Zündstoff: Der erste Jeiertag
Dieser Fehlstart ist bemerkenswert und steigerte die ohnehin bescheidenen Medaillenhoffnungen nicht wirklich.
Schützin Stephanie Obermoser verfehlt das Finale der besten acht zwar nur um zwei Ringe, doch in diesem Sport sind das Welten: Platz 19. Teamkollege Thomas Farnik verletzt sich vor dem ersten Einsatz bei seinen sechsten Spielen beim Lauftraining.
Die Beachvolleyball-Damen Doris und Stefanie Schwaiger gewinnen den ersten Satz gegen zwei Tschechinnen ganz klar, verlieren das erste Match aber 21:10, 13:21, 13:15. Die Herren Clemens Doppler und Alexander Horst verpassen mit dem 21:19, 17:21, 14:16 gegen die Brasilianer Emanuel/Alison eine Sensation.
Ludwig Paischer landet nach einem Sieg gegen einen Mann aus Benin gegen einen der Favoriten unsanft auf der Matte: Aus für den Silbergewinner von Peking 2008. Sein Bezwinger Rischod Sobirow aus Usbekistan holt Bronze.
Fabian Leimlehner, Österreichs erster olympischer Turner seit 1960, rutscht nach einem schwierigen Sprung vom Reck und damit auf Rang 25 ab.
Im Badminton kassiert Simone Prutsch eine ebenso empfindlich klare Niederlage wie Michael Lahnsteiner.
Birgit Koschischek schwimmt über 100 Meter Schmetterling auf Rang 37 von 42 und wird ebenso wie Jördis Steinegger (400 m Lagen) Letzte im Vorlauf.
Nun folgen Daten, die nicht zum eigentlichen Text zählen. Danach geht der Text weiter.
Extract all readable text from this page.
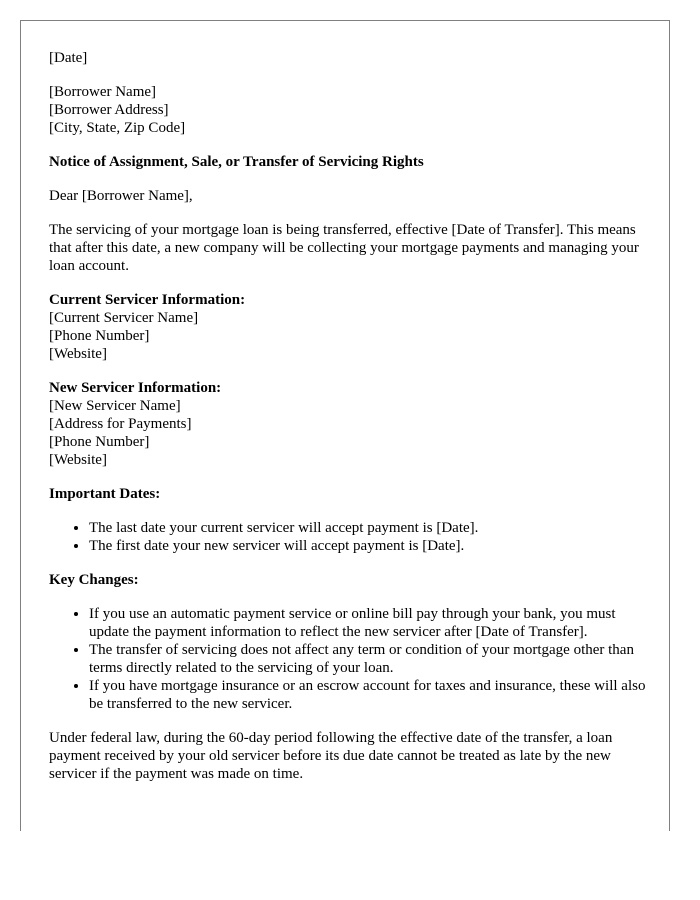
[Date]

[Borrower Name]
[Borrower Address]
[City, State, Zip Code]

Notice of Assignment, Sale, or Transfer of Servicing Rights

Dear [Borrower Name],

The servicing of your mortgage loan is being transferred, effective [Date of Transfer]. This means that after this date, a new company will be collecting your mortgage payments and managing your loan account.

Current Servicer Information:
[Current Servicer Name]
[Phone Number]
[Website]
New Servicer Information:
[New Servicer Name]
[Address for Payments]
[Phone Number]
[Website]

Important Dates:

• The last date your current servicer will accept payment is [Date].
• The first date your new servicer will accept payment is [Date].

Key Changes:

• If you use an automatic payment service or online bill pay through your bank, you must update the payment information to reflect the new servicer after [Date of Transfer].
• The transfer of servicing does not affect any term or condition of your mortgage other than terms directly related to the servicing of your loan.
• If you have mortgage insurance or an escrow account for taxes and insurance, these will also be transferred to the new servicer.

Under federal law, during the 60-day period following the effective date of the transfer, a loan payment received by your old servicer before its due date cannot be treated as late by the new servicer if the payment was made on time.
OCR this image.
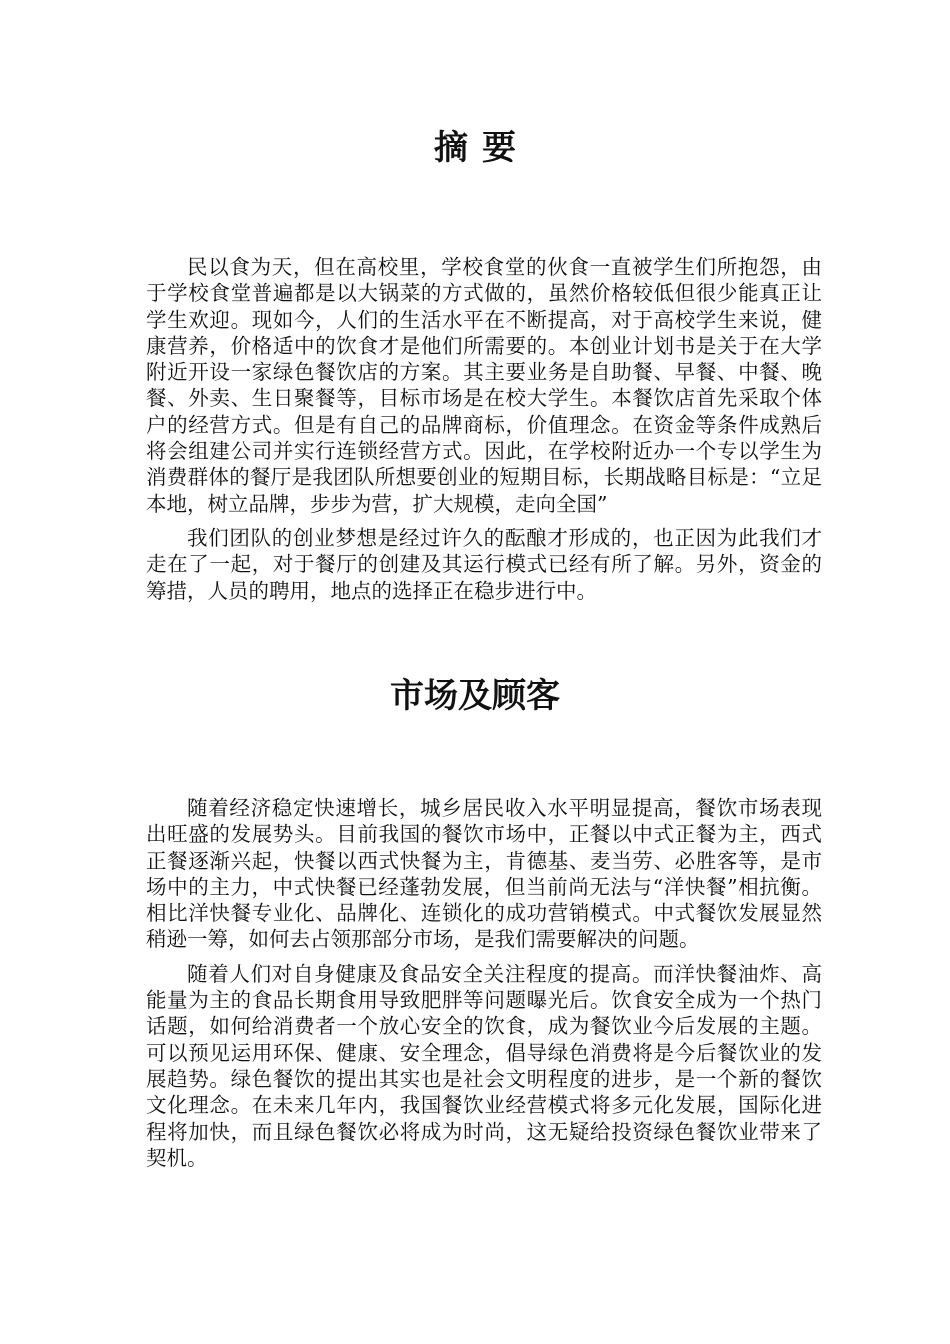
摘要

民以食为天，但在高校里，学校食堂的伙食一直被学生们所抱怨，由于学校食堂普遍都是以大锅菜的方式做的，虽然价格较低但很少能真正让学生欢迎。现如今，人们的生活水平在不断提高，对于高校学生来说，健康营养，价格适中的饮食才是他们所需要的。本创业计划书是关于在大学附近开设一家绿色餐饮店的方案。其主要业务是自助餐、早餐、中餐、晚餐、外卖、生日聚餐等，目标市场是在校大学生。本餐饮店首先采取个体户的经营方式。但是有自己的品牌商标，价值理念。在资金等条件成熟后将会组建公司并实行连锁经营方式。因此，在学校附近办一个专以学生为消费群体的餐厅是我团队所想要创业的短期目标，长期战略目标是：“立足本地，树立品牌，步步为营，扩大规模，走向全国”

我们团队的创业梦想是经过许久的酝酿才形成的，也正因为此我们才走在了一起，对于餐厅的创建及其运行模式已经有所了解。另外，资金的筹措，人员的聘用，地点的选择正在稳步进行中。

市场及顾客

随着经济稳定快速增长，城乡居民收入水平明显提高，餐饮市场表现出旺盛的发展势头。目前我国的餐饮市场中，正餐以中式正餐为主，西式正餐逐渐兴起，快餐以西式快餐为主，肯德基、麦当劳、必胜客等，是市场中的主力，中式快餐已经蓬勃发展，但当前尚无法与“洋快餐”相抗衡。相比洋快餐专业化、品牌化、连锁化的成功营销模式。中式餐饮发展显然稍逊一筹，如何去占领那部分市场，是我们需要解决的问题。

随着人们对自身健康及食品安全关注程度的提高。而洋快餐油炸、高能量为主的食品长期食用导致肥胖等问题曝光后。饮食安全成为一个热门话题，如何给消费者一个放心安全的饮食，成为餐饮业今后发展的主题。可以预见运用环保、健康、安全理念，倡导绿色消费将是今后餐饮业的发展趋势。绿色餐饮的提出其实也是社会文明程度的进步，是一个新的餐饮文化理念。在未来几年内，我国餐饮业经营模式将多元化发展，国际化进程将加快，而且绿色餐饮必将成为时尚，这无疑给投资绿色餐饮业带来了契机。
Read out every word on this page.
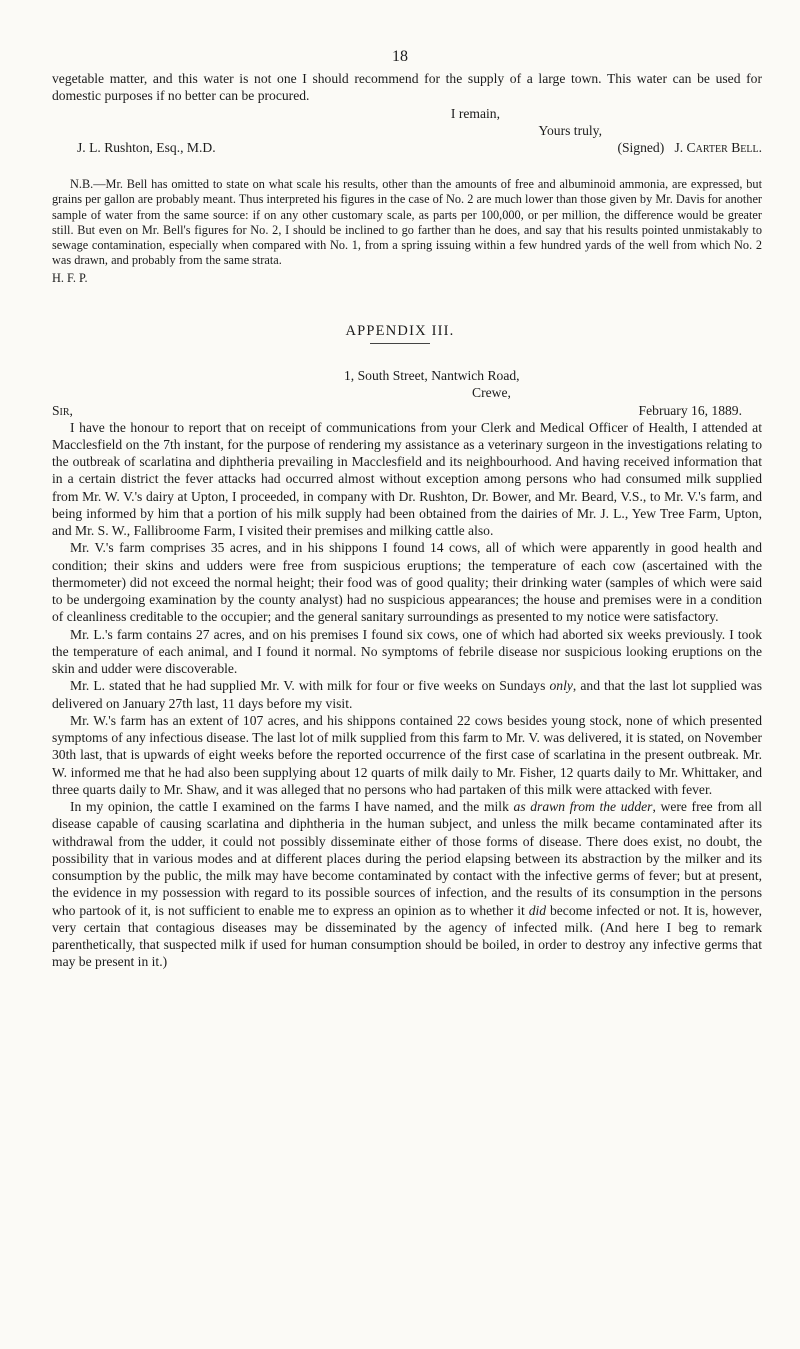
18

vegetable matter, and this water is not one I should recommend for the supply of a large town. This water can be used for domestic purposes if no better can be procured.

I remain,

Yours truly,

J. L. Rushton, Esq., M.D.	(Signed) J. Carter Bell.

N.B.—Mr. Bell has omitted to state on what scale his results, other than the amounts of free and albuminoid ammonia, are expressed, but grains per gallon are probably meant. Thus interpreted his figures in the case of No. 2 are much lower than those given by Mr. Davis for another sample of water from the same source: if on any other customary scale, as parts per 100,000, or per million, the difference would be greater still. But even on Mr. Bell's figures for No. 2, I should be inclined to go farther than he does, and say that his results pointed unmistakably to sewage contamination, especially when compared with No. 1, from a spring issuing within a few hundred yards of the well from which No. 2 was drawn, and probably from the same strata.

H. F. P.

APPENDIX III.

1, South Street, Nantwich Road,

Crewe,

Sir,	February 16, 1889.

I have the honour to report that on receipt of communications from your Clerk and Medical Officer of Health, I attended at Macclesfield on the 7th instant, for the purpose of rendering my assistance as a veterinary surgeon in the investigations relating to the outbreak of scarlatina and diphtheria prevailing in Macclesfield and its neighbourhood. And having received information that in a certain district the fever attacks had occurred almost without exception among persons who had consumed milk supplied from Mr. W. V.'s dairy at Upton, I proceeded, in company with Dr. Rushton, Dr. Bower, and Mr. Beard, V.S., to Mr. V.'s farm, and being informed by him that a portion of his milk supply had been obtained from the dairies of Mr. J. L., Yew Tree Farm, Upton, and Mr. S. W., Fallibroome Farm, I visited their premises and milking cattle also.

Mr. V.'s farm comprises 35 acres, and in his shippons I found 14 cows, all of which were apparently in good health and condition; their skins and udders were free from suspicious eruptions; the temperature of each cow (ascertained with the thermometer) did not exceed the normal height; their food was of good quality; their drinking water (samples of which were said to be undergoing examination by the county analyst) had no suspicious appearances; the house and premises were in a condition of cleanliness creditable to the occupier; and the general sanitary surroundings as presented to my notice were satisfactory.

Mr. L.'s farm contains 27 acres, and on his premises I found six cows, one of which had aborted six weeks previously. I took the temperature of each animal, and I found it normal. No symptoms of febrile disease nor suspicious looking eruptions on the skin and udder were discoverable.

Mr. L. stated that he had supplied Mr. V. with milk for four or five weeks on Sundays only, and that the last lot supplied was delivered on January 27th last, 11 days before my visit.

Mr. W.'s farm has an extent of 107 acres, and his shippons contained 22 cows besides young stock, none of which presented symptoms of any infectious disease. The last lot of milk supplied from this farm to Mr. V. was delivered, it is stated, on November 30th last, that is upwards of eight weeks before the reported occurrence of the first case of scarlatina in the present outbreak. Mr. W. informed me that he had also been supplying about 12 quarts of milk daily to Mr. Fisher, 12 quarts daily to Mr. Whittaker, and three quarts daily to Mr. Shaw, and it was alleged that no persons who had partaken of this milk were attacked with fever.

In my opinion, the cattle I examined on the farms I have named, and the milk as drawn from the udder, were free from all disease capable of causing scarlatina and diphtheria in the human subject, and unless the milk became contaminated after its withdrawal from the udder, it could not possibly disseminate either of those forms of disease. There does exist, no doubt, the possibility that in various modes and at different places during the period elapsing between its abstraction by the milker and its consumption by the public, the milk may have become contaminated by contact with the infective germs of fever; but at present, the evidence in my possession with regard to its possible sources of infection, and the results of its consumption in the persons who partook of it, is not sufficient to enable me to express an opinion as to whether it did become infected or not. It is, however, very certain that contagious diseases may be disseminated by the agency of infected milk. (And here I beg to remark parenthetically, that suspected milk if used for human consumption should be boiled, in order to destroy any infective germs that may be present in it.)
David Brandl (200 m Kraul) wird 27.
Rad-Profi Bernhard Eisel war nicht in eigener Sache unterwegs, sondern als Wasserträger für Kapitän Cavendish. Leider scheiterte auch das Unternehmen Gold der Briten vor einer Million Zuschauer. Immerhin: Eisel kam auf Rang 36; der Luxemburger Laurent Didier belegte nur Rang 64. Und Siege über Luxemburger sind in der Welt des Sports bekanntlich nichts Selbstverständliches.
Tamira Paszek, die erst durch diplomatische Intervention ihres Managers und Tennispräsidenten Ronnie Leitgeb überhaupt einen Startplatz bekommen hatte, verliert nach 2:02 Stunden harten Kampfes gegen die schwächer eingestufte Französin Alize Cornet 6:7, 4:6 und scheidet – diesmal ohne jede Interventionsmöglichkeit – aus.
Jürgen Melzer und Alex Peya waren gegen die schottischen Brüder Andy und Jamie Murray ebenfalls schon auf der Verliererstraße. Doch sie drehten den Spieß um und wahrten ihre Medaillenchance mit 5:7, 7:6, 7:5. Neben den Erstrunden-Siegen von zwei chinesischstämmigen Tischtennisspielerinnen und einem chinesischstämmigen Tischtennisspieler war der Sieg des Tennis-Doppels das einzige rot-weiß-rote Erfolgserlebnis. So früh Bilanz zu ziehen, ist voreilig und unfair. Doch Tag 1 war einer der wenigen Großkampftage für Österreicher – und der ist kräftig in die Hose gegangen. Und das Österreich-Haus im ehrenwerten Trinity House beim Tower of London dient vorerst nicht als Feierstätte, sondern als Jeierstätte.
Ein feudales Österreich-Haus und das Bestreben der ÖOC-Führung, die Fehler der Vergangenheit nicht noch einmal zu begehen, sind nicht einmal im Ansatz eine Garantie dafür, dass sich die österreichische Sportszene schlagartig in ein Goldbergwerk verwandelt.